Wednesday, 29 November 2006

Israeli olive branch: Olmert touts peace push



JERUSALEM - Israeli Prime Minister Ehud Olmert made a dramatic bid for peace with the Palestinians yesterday, offering wide-ranging concessions and recognition of a Palestinian state in return for a permanent end to violence.

Olmert said if the Palestinians formed a new government that was willing to negotiate with Israel, he would start peace talks aimed at dismantling settlements and withdrawing Israeli forces from large parts of the West Bank in order to create "an independent and viable Palestinian state ... with full sovereignty and defined borders."

"We, the state of Israel, will agree to the evacuation of many territories and the settlements that we built there. This is extremely difficult for us, like the splitting of the Red Sea. We will do it for real peace," he said.

Speaking at the graveside of Israel's founding prime minister, David Ben-Gurion, Olmert also offered a mass release of Palestinian prisoners in return for Israeli soldier Gilad Shalit, abducted on June 25.

Olmert urged the Palestinians to abandon radicalism and said they were standing at "an historic crossroads."

He also ordered the Israeli Army not to respond for a second day as rockets slammed into southern Israel, breaking a fragile day-old truce.

Spokesmen for Palestinian President Mahmoud Abbas welcomed Olmert's overtures, but the Hamas-led government dismissed them as "a conspiracy ... a maneuver."
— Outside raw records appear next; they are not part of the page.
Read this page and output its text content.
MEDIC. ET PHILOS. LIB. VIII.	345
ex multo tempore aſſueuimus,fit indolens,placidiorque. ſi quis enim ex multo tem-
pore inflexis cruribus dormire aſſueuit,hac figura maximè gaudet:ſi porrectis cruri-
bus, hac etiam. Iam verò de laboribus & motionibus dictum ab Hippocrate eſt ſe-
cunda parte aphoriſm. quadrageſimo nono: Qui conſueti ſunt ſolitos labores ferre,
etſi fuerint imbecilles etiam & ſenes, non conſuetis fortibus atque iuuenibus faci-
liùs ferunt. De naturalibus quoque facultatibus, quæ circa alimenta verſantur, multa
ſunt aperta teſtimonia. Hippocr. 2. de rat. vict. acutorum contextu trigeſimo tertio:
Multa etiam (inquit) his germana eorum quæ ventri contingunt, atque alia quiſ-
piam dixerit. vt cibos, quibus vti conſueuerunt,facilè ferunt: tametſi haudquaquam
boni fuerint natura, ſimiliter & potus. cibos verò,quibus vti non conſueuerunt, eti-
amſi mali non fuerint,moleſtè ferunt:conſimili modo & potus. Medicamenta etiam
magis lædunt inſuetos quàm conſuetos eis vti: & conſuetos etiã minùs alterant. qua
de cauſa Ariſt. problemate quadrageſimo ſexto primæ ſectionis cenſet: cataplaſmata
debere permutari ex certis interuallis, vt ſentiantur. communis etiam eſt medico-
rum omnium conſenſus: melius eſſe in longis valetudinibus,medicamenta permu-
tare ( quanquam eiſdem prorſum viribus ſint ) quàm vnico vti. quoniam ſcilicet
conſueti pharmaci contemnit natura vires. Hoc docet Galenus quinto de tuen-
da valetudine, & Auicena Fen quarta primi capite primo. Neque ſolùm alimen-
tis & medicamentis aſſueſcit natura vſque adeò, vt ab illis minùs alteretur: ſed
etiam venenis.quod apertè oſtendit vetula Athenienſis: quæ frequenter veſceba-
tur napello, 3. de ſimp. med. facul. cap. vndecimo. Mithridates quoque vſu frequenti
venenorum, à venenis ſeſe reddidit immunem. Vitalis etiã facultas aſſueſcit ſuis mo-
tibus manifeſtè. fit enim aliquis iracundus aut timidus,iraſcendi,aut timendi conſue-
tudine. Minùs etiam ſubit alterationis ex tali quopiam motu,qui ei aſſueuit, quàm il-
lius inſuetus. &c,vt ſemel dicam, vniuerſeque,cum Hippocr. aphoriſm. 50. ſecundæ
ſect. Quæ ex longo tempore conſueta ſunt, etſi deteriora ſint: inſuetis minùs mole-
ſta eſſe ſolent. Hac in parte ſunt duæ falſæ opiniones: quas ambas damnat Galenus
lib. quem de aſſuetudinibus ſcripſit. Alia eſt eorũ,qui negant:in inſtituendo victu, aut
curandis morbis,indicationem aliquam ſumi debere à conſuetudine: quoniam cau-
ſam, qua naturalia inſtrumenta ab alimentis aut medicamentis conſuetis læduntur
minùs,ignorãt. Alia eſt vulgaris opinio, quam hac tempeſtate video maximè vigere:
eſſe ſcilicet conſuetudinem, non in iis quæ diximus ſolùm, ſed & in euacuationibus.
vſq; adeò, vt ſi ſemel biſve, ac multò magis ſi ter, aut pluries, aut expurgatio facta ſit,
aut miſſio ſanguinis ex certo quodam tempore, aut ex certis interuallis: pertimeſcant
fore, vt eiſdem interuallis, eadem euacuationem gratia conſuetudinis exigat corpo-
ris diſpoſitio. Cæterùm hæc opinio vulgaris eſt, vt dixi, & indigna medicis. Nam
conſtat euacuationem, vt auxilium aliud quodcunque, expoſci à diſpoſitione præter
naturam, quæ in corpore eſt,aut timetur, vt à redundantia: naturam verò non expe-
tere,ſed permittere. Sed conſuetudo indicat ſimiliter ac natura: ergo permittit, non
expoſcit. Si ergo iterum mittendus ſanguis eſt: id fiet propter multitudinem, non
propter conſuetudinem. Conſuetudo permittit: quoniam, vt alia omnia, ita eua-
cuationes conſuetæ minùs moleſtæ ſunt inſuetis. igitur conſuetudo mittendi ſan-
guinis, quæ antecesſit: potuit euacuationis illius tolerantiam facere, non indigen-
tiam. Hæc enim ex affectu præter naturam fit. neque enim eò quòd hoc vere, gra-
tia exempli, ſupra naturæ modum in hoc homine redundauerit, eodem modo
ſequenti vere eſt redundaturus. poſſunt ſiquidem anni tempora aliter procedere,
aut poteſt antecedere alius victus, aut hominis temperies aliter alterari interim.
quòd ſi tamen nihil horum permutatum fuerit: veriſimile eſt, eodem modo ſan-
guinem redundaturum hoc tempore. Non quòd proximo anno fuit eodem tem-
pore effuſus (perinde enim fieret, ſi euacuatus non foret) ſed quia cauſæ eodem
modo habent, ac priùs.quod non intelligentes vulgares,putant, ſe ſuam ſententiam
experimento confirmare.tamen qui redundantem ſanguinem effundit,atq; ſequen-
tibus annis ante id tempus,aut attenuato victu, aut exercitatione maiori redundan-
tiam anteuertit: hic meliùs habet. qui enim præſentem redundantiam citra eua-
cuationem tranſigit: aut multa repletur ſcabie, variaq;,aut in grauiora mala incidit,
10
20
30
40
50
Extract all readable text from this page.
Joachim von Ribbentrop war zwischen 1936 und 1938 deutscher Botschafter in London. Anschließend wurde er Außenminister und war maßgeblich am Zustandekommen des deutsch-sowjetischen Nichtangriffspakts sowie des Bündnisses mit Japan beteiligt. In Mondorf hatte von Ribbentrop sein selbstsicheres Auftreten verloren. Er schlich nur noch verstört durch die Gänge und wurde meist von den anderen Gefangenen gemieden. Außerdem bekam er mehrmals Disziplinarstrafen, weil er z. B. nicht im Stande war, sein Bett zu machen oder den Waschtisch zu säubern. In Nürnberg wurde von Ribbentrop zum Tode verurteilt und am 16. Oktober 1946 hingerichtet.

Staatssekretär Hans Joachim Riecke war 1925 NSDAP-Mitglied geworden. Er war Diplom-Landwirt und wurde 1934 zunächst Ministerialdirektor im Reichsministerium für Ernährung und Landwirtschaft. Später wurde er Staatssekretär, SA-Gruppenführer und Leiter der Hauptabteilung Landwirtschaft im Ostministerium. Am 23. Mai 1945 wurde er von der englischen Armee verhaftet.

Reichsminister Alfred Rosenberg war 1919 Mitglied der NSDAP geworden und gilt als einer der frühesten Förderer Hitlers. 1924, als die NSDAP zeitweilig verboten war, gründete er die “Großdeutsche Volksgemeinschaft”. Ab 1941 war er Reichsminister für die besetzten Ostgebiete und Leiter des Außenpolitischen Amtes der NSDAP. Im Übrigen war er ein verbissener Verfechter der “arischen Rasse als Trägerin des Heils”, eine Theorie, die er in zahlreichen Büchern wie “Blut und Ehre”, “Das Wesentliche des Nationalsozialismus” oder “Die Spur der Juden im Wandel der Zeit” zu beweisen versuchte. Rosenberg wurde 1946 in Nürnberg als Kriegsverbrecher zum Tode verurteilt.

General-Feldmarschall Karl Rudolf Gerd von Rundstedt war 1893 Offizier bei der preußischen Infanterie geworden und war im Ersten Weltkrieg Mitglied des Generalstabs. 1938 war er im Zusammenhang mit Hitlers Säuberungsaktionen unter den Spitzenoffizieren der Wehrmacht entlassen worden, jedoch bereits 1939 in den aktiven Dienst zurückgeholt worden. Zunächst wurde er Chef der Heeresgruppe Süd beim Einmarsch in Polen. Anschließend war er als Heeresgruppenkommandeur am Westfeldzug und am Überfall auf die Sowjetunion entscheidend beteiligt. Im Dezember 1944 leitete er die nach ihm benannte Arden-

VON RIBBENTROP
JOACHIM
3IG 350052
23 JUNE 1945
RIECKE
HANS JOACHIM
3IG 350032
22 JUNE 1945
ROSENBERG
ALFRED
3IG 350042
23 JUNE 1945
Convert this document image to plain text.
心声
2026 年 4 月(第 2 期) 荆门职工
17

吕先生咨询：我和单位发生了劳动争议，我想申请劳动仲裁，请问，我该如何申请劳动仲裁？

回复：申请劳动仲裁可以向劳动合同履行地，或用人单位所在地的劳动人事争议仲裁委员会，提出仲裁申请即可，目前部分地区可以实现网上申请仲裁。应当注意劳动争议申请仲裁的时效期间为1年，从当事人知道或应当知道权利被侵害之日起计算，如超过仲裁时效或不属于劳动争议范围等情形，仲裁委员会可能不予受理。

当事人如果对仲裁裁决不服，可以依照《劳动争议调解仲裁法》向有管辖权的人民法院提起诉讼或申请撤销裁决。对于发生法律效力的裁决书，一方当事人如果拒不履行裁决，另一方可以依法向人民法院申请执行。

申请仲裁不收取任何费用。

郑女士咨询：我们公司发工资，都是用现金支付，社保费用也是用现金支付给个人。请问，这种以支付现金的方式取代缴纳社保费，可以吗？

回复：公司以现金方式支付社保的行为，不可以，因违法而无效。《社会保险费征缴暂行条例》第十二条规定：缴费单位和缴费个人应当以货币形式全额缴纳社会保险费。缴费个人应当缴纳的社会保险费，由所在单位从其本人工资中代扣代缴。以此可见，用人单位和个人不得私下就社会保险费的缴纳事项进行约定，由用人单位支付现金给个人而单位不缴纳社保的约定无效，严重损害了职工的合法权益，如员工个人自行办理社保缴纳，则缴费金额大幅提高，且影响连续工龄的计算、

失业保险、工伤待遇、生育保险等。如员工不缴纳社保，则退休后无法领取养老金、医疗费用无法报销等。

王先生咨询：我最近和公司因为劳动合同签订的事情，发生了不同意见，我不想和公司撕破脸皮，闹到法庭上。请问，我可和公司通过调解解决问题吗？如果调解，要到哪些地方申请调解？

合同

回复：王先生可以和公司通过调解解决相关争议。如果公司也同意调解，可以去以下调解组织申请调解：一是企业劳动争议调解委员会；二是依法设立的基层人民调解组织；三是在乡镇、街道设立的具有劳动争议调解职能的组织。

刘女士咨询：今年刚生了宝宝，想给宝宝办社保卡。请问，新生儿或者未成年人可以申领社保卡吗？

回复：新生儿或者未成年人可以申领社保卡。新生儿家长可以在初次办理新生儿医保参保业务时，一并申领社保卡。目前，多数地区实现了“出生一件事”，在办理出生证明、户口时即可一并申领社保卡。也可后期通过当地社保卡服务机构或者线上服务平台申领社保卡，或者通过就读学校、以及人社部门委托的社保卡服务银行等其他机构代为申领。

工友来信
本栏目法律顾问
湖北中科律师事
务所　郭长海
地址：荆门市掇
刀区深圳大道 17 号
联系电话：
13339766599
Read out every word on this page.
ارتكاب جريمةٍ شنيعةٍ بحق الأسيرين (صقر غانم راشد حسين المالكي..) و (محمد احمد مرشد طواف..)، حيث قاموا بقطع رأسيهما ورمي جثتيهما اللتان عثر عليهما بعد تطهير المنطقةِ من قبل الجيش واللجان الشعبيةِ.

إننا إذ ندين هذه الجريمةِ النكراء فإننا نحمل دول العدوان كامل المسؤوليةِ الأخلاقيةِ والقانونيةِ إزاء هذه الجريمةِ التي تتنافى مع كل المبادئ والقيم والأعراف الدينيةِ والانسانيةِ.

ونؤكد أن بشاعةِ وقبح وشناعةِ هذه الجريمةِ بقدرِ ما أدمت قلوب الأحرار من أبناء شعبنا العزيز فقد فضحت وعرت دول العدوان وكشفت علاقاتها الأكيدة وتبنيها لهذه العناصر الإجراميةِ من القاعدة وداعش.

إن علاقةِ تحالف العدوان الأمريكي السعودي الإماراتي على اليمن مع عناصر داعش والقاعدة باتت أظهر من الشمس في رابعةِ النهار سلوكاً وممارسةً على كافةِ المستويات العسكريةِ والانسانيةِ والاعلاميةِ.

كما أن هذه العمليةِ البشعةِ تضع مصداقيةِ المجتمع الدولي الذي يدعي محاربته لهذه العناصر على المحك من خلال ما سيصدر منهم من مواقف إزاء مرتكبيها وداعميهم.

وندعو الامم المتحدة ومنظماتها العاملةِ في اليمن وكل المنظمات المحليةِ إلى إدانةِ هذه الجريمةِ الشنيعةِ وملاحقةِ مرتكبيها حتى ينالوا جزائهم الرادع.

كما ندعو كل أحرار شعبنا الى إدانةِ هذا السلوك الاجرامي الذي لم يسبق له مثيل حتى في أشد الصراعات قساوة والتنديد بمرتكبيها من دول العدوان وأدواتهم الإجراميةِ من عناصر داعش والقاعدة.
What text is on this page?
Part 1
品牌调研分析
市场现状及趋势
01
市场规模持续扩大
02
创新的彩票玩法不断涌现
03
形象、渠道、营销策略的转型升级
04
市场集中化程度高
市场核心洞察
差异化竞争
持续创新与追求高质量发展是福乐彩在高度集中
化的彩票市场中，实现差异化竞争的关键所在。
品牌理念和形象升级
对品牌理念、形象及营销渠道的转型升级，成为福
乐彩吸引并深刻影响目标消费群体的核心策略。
Only a few weeks ago, Olmert dismissed talk of a prisoner swap and demanded Shalit's unconditional release. The sudden about-face came after five months of violence and a sudden buildup of Israeli military forces around Gaza which appeared to convince the Palestinians they would be invaded if they did not end the daily rocket attacks.

The Israelis also told the Palestinians that a ceasefire was the only way to end an economic boycott that has reduced the Palestinian Authority to near bankruptcy.